Food, shelter, plumbing, facilities upkeep, medical/psychological care, and very high security costs? That really isn't a surprising figure. Prison are incredibly expensive. It's a great argument for minimizing prison populations to only people that pose immediate threats to others and focusing as much as possible on reducing recidivism.
I clicked the link to the story, and read the article's title which is, "On Washington's McNeil Island, the only residents are 214 dangerous sex offenders"
It is kinda surprising, for only 200 people, that they don't shut it down and ship them to the state prison in Walla Walla, where violent offenders (death row, before the governor halted that) go.
Seems sort of bizarre that the review hearings are done in front of a jury, rather then some sort of panel of people with relevant expertise. The person has already been found guilty, so there isn't really any judgement call to make as far as the facts are concerned.
The cynic in me thinks this is done just because no-one wants to take the responsibility of releasing these people, since if even one goes on to commit a sensational crime, the person who made the call to release them will get pilloried by the public (and probably, by their own conscience). So the jury provides a way to pass on the responsibility for the call.
> A phallometric study indicated that men who are more homophobic show greater penile arousal to stimuli depicting gay sex than do less homophobic men.

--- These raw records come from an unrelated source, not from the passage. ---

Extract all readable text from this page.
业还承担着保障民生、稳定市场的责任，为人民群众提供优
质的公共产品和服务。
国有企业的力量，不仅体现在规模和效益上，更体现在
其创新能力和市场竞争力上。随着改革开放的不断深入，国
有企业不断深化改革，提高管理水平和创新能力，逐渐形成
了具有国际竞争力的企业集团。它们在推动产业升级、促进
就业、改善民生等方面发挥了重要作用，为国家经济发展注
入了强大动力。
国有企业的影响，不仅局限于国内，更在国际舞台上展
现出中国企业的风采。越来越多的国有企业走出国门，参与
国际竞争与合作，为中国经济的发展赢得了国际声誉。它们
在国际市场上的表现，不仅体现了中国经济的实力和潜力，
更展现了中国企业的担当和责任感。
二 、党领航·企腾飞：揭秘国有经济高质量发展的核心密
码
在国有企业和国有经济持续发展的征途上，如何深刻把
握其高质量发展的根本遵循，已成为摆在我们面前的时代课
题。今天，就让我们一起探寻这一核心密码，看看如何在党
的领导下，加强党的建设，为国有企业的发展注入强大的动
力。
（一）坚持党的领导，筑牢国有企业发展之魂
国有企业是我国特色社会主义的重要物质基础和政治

An interesting tidbit if there's any real scientific value to this device.
They also note that the physical arousal may be entirely due to anxiety; and that the used definition of homophobia seems not to be accurate (ie not a phobia).
FWIW there's a very important distinction between physical arousal and sexual attraction - ignoring that can be a source of great shame for some men (those who are abused/assaulted for example).

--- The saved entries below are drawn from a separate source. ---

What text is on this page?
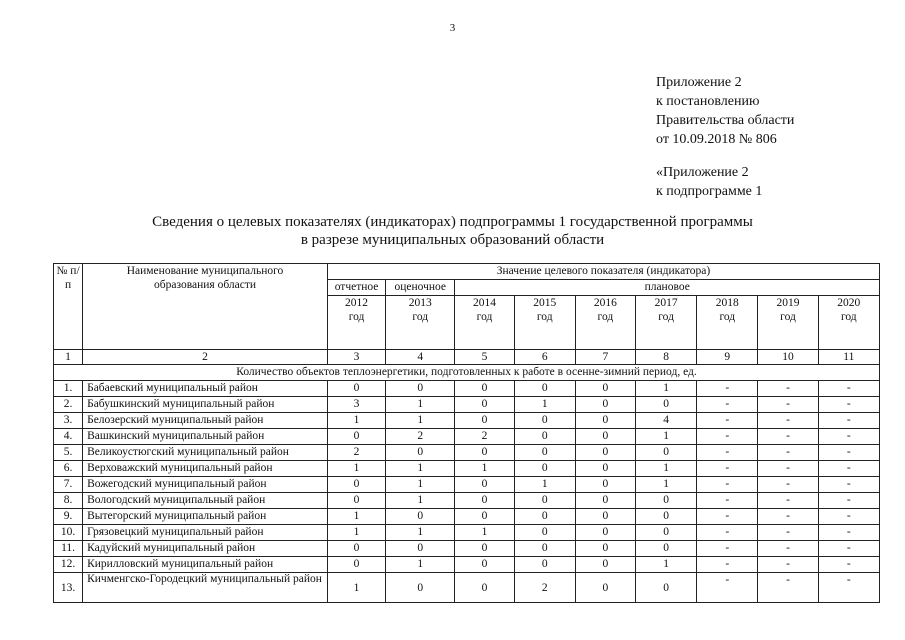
3
Приложение 2
к постановлению
Правительства области
от 10.09.2018 № 806
«Приложение 2
к подпрограмме 1
Сведения о целевых показателях (индикаторах) подпрограммы 1 государственной программы
в разрезе муниципальных образований области
№ п/п	Наименование муниципального образования области	Значение целевого показателя (индикатора)								
		отчетное	оценочное	плановое						
		2012 год	2013 год	2014 год	2015 год	2016 год	2017 год	2018 год	2019 год	2020 год
1	2	3	4	5	6	7	8	9	10	11
Количество объектов теплоэнергетики, подготовленных к работе в осенне-зимний период, ед.										
1.	Бабаевский муниципальный район	0	0	0	0	0	1	-	-	-
2.	Бабушкинский муниципальный район	3	1	0	1	0	0	-	-	-
3.	Белозерский муниципальный район	1	1	0	0	0	4	-	-	-
4.	Вашкинский муниципальный район	0	2	2	0	0	1	-	-	-
5.	Великоустюгский муниципальный район	2	0	0	0	0	0	-	-	-
6.	Верховажский муниципальный район	1	1	1	0	0	1	-	-	-
7.	Вожегодский муниципальный район	0	1	0	1	0	1	-	-	-
8.	Вологодский муниципальный район	0	1	0	0	0	0	-	-	-
9.	Вытегорский муниципальный район	1	0	0	0	0	0	-	-	-
10.	Грязовецкий муниципальный район	1	1	1	0	0	0	-	-	-
11.	Кадуйский муниципальный район	0	0	0	0	0	0	-	-	-
12.	Кирилловский муниципальный район	0	1	0	0	0	1	-	-	-
13.	Кичменгско-Городецкий муниципальный район	1	0	0	2	0	0	-	-	-
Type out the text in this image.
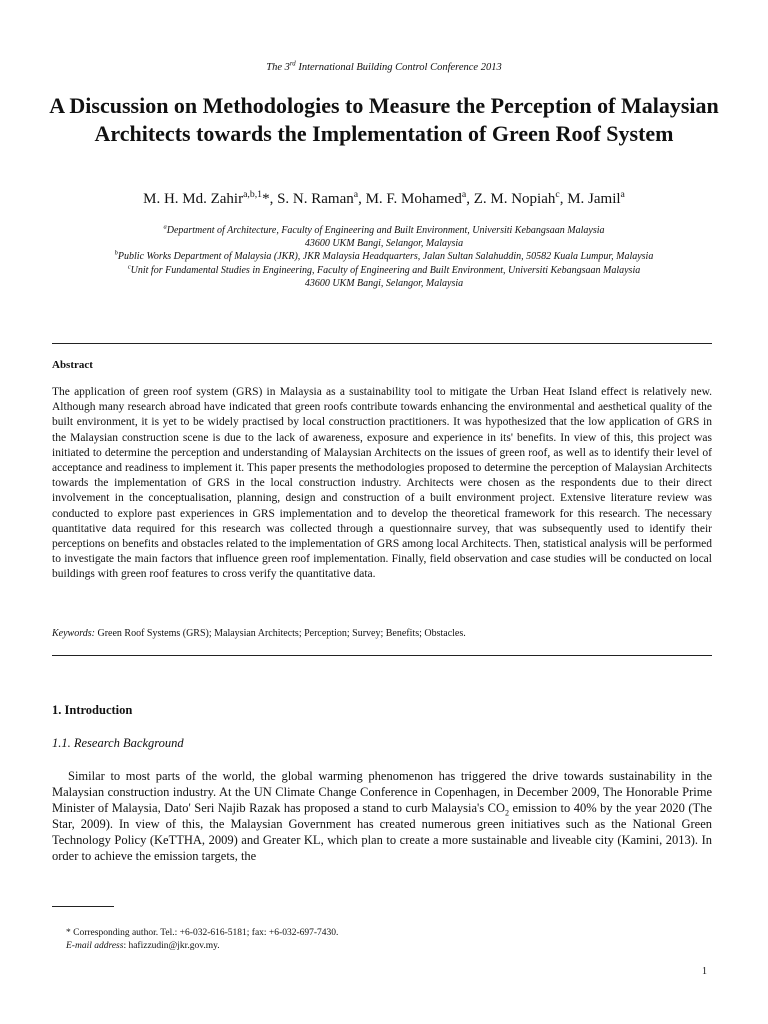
The 3rd International Building Control Conference 2013
A Discussion on Methodologies to Measure the Perception of Malaysian Architects towards the Implementation of Green Roof System
M. H. Md. Zahir$^{a,b,1}$*, S. N. Raman$^a$, M. F. Mohamed$^a$, Z. M. Nopiah$^c$, M. Jamil$^a$
$^a$Department of Architecture, Faculty of Engineering and Built Environment, Universiti Kebangsaan Malaysia
43600 UKM Bangi, Selangor, Malaysia
$^b$Public Works Department of Malaysia (JKR), JKR Malaysia Headquarters, Jalan Sultan Salahuddin, 50582 Kuala Lumpur, Malaysia
$^c$Unit for Fundamental Studies in Engineering, Faculty of Engineering and Built Environment, Universiti Kebangsaan Malaysia
43600 UKM Bangi, Selangor, Malaysia
Abstract
The application of green roof system (GRS) in Malaysia as a sustainability tool to mitigate the Urban Heat Island effect is relatively new. Although many research abroad have indicated that green roofs contribute towards enhancing the environmental and aesthetical quality of the built environment, it is yet to be widely practised by local construction practitioners. It was hypothesized that the low application of GRS in the Malaysian construction scene is due to the lack of awareness, exposure and experience in its' benefits. In view of this, this project was initiated to determine the perception and understanding of Malaysian Architects on the issues of green roof, as well as to identify their level of acceptance and readiness to implement it. This paper presents the methodologies proposed to determine the perception of Malaysian Architects towards the implementation of GRS in the local construction industry. Architects were chosen as the respondents due to their direct involvement in the conceptualisation, planning, design and construction of a built environment project. Extensive literature review was conducted to explore past experiences in GRS implementation and to develop the theoretical framework for this research. The necessary quantitative data required for this research was collected through a questionnaire survey, that was subsequently used to identify their perceptions on benefits and obstacles related to the implementation of GRS among local Architects. Then, statistical analysis will be performed to investigate the main factors that influence green roof implementation. Finally, field observation and case studies will be conducted on local buildings with green roof features to cross verify the quantitative data.
Keywords: Green Roof Systems (GRS); Malaysian Architects; Perception; Survey; Benefits; Obstacles.
1. Introduction
1.1. Research Background
Similar to most parts of the world, the global warming phenomenon has triggered the drive towards sustainability in the Malaysian construction industry. At the UN Climate Change Conference in Copenhagen, in December 2009, The Honorable Prime Minister of Malaysia, Dato' Seri Najib Razak has proposed a stand to curb Malaysia's $CO_2$ emission to 40% by the year 2020 (The Star, 2009). In view of this, the Malaysian Government has created numerous green initiatives such as the National Green Technology Policy (KeTTHA, 2009) and Greater KL, which plan to create a more sustainable and liveable city (Kamini, 2013). In order to achieve the emission targets, the
* Corresponding author. Tel.: +6-032-616-5181; fax: +6-032-697-7430.
E-mail address: hafizzudin@jkr.gov.my.
1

I used to hate riding on the bus (because I'd get bullied), but I also commonly got erections on the bus (the vibrations); so was I really bus-sexual ...

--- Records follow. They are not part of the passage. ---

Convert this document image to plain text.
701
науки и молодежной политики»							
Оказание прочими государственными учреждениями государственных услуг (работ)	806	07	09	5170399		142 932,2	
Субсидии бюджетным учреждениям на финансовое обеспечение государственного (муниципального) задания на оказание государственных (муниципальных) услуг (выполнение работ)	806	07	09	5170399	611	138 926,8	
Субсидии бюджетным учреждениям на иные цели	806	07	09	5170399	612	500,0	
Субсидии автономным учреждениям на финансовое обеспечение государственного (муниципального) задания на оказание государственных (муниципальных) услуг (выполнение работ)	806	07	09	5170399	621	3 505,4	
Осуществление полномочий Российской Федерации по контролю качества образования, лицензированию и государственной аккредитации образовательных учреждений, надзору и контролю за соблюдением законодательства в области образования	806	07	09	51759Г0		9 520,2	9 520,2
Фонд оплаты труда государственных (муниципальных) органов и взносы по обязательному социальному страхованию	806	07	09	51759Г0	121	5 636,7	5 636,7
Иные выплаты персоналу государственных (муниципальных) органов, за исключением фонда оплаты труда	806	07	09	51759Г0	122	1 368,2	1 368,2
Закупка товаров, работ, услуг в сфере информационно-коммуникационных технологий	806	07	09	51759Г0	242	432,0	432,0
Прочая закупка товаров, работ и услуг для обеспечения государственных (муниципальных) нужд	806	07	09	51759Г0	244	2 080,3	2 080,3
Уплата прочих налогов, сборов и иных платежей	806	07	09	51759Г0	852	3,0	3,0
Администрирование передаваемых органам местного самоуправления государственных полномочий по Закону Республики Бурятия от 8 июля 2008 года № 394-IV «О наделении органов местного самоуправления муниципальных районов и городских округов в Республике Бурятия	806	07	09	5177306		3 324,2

An important point. I'm sure many young males might be classified scholar-sexual under similar classification methods due to similarly innocuous erections during class.
One of the more practical challenges as an EMS provider nearby is that it is relatively "isolated", requiring ferry or boat transport for sick patients as there is no hospital on the island. This requires staffing challenges for escorting etc, and the logistics of transport.
On more than one occasion, delays in getting to definitive emergency care have resulted in liability for the State, including heart attack victims who took to long to get to the hospital.
Totally not on-topic but the attorney's name -- Kelly Canary -- is unusual enough that I googled it. Is she the former lead singer of https://en.wikipedia.org/wiki/Dickless ?
> People may have heard of Kelly Canary because of her work Seattle grunge–era bands such as Dickless and Earth, but she now spends her days more often in front of a jury instead of a crowd of concert goers. From bartender at the Cha Cha to staff attorney for the Innocence Project here in Washington, she has led an unconventional life.
Incidentally, for those not familiar with early Earth, she is a guest on their debut EP, Extra-Capsular Extraction, along with a friend of the band you might have heard of named Kurt Cobain.
Yep. Some time ago I did some research on which was the most remote place on Earth, to travel just for the checkmark of "yeah I've done it". Pitcairn Island was one of the top contenders, noped it out of the list after learning about the stuff that happens there.